Nous n'avons pas cherché à analyser la performance des différents organismes gérant le régime de l'assurance maladie obligatoire au regard de leur coût moyen. Nous nous sommes appliqués à déterminer le coût marginal que représenterait une reprise en gestion d'autres organismes par certains régimes obligatoires, afin de définir une cible autour des organismes les plus efficients et de calculer les économies générées par cette reprise en gestion. L'idée était de comparer les coûts des processus de gestion de la CNAMTS – qui s'avérait être l'organisme de gestion du régime obligatoire le plus efficient – avec les coûts des processus de gestion des autres organismes, afin de déterminer les processus impactés par une éventuelle reprise en gestion et le coût marginal de celle-ci.

Cette démarche nous a conduits à préconiser l'organisation à terme d'un système autour de deux cibles, dont l'une autour de la CNAMTS. En l'occurrence, nous avons chiffré la reprise en gestion du régime obligatoire de l'assurance maladie des fonctionnaires par la CNAMTS à un coût marginal de 29 euros par bénéficiaire actif.

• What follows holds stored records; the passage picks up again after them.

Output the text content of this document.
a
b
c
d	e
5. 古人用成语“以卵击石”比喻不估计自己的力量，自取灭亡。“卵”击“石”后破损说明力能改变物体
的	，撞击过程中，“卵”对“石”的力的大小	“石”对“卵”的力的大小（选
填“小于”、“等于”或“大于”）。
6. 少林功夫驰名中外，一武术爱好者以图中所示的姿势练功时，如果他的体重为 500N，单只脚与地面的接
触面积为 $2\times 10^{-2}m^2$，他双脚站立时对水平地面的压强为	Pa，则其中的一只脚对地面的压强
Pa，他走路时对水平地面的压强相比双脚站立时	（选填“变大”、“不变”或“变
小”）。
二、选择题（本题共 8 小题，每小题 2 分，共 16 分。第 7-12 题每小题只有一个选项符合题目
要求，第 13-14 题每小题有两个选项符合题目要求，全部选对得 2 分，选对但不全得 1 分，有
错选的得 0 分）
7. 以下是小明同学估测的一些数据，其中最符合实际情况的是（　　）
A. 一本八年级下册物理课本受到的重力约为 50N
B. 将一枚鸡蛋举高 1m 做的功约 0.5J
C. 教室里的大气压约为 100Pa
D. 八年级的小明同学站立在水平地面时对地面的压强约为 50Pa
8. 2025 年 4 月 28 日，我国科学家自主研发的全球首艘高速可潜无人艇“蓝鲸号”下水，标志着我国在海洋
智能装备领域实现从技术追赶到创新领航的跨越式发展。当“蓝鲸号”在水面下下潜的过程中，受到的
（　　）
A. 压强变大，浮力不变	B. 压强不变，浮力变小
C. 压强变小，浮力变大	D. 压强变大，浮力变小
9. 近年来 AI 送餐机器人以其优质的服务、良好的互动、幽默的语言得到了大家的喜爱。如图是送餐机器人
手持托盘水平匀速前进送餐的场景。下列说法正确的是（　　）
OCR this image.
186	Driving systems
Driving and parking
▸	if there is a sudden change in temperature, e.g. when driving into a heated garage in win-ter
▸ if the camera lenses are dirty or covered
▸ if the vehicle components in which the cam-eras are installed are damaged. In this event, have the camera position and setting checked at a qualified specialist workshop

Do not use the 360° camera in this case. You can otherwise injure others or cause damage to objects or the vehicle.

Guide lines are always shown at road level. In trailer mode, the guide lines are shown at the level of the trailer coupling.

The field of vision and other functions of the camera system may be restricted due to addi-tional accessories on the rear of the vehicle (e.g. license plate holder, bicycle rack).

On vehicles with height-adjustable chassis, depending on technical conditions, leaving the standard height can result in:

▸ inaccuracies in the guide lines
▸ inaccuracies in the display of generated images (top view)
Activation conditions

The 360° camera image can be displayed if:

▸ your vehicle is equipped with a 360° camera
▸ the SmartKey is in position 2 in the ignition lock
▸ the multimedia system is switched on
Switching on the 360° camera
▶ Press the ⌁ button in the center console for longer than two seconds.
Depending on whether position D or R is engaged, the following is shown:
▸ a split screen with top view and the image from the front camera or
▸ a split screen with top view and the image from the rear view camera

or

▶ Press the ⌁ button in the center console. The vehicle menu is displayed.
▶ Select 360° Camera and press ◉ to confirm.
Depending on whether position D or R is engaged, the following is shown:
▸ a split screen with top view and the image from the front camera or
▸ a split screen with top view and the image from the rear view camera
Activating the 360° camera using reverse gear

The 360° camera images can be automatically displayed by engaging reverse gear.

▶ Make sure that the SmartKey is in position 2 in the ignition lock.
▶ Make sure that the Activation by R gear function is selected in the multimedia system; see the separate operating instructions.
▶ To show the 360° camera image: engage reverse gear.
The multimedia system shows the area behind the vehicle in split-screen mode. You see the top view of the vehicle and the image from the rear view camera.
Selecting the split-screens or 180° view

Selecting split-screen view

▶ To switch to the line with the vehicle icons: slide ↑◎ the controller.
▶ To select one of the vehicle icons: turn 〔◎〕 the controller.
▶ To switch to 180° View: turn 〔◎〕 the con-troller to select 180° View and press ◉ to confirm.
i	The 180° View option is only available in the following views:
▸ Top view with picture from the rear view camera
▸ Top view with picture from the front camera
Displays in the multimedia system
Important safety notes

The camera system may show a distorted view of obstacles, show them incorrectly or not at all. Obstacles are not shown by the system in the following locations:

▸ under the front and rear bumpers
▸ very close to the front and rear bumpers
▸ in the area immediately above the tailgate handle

Nous avons fait ce même travail pour les bénéficiaires du RSI, les étudiants et les bénéficiaires de la MSA.

La question s'est posée pour nous de savoir si la cible ultime devait comporter un seul régime, c'est-à-dire un seul gestionnaire de l'assurance maladie dont la vocation serait de reprendre l'ensemble. Cette orientation ne nous a pas semblé optimale, notamment en raison des traitements particuliers réservés aux travailleurs indépendants en matière d'indemnités journalières, ces prestations en espèces justifiant probablement la présence d'un opérateur capable de prendre en gestion ces spécificités, ce que l'assurance maladie des travailleurs salariés ne faisait pas, en tout cas n'allait pas faire à court terme. D'où notre préconisation d'une cible à deux gestionnaires, l'un pour les salariés et l'autre pour les indépendants qui pourrait être la MSA. Nous n'avons toutefois pas complètement étudié les modalités pratiques de cette suggestion.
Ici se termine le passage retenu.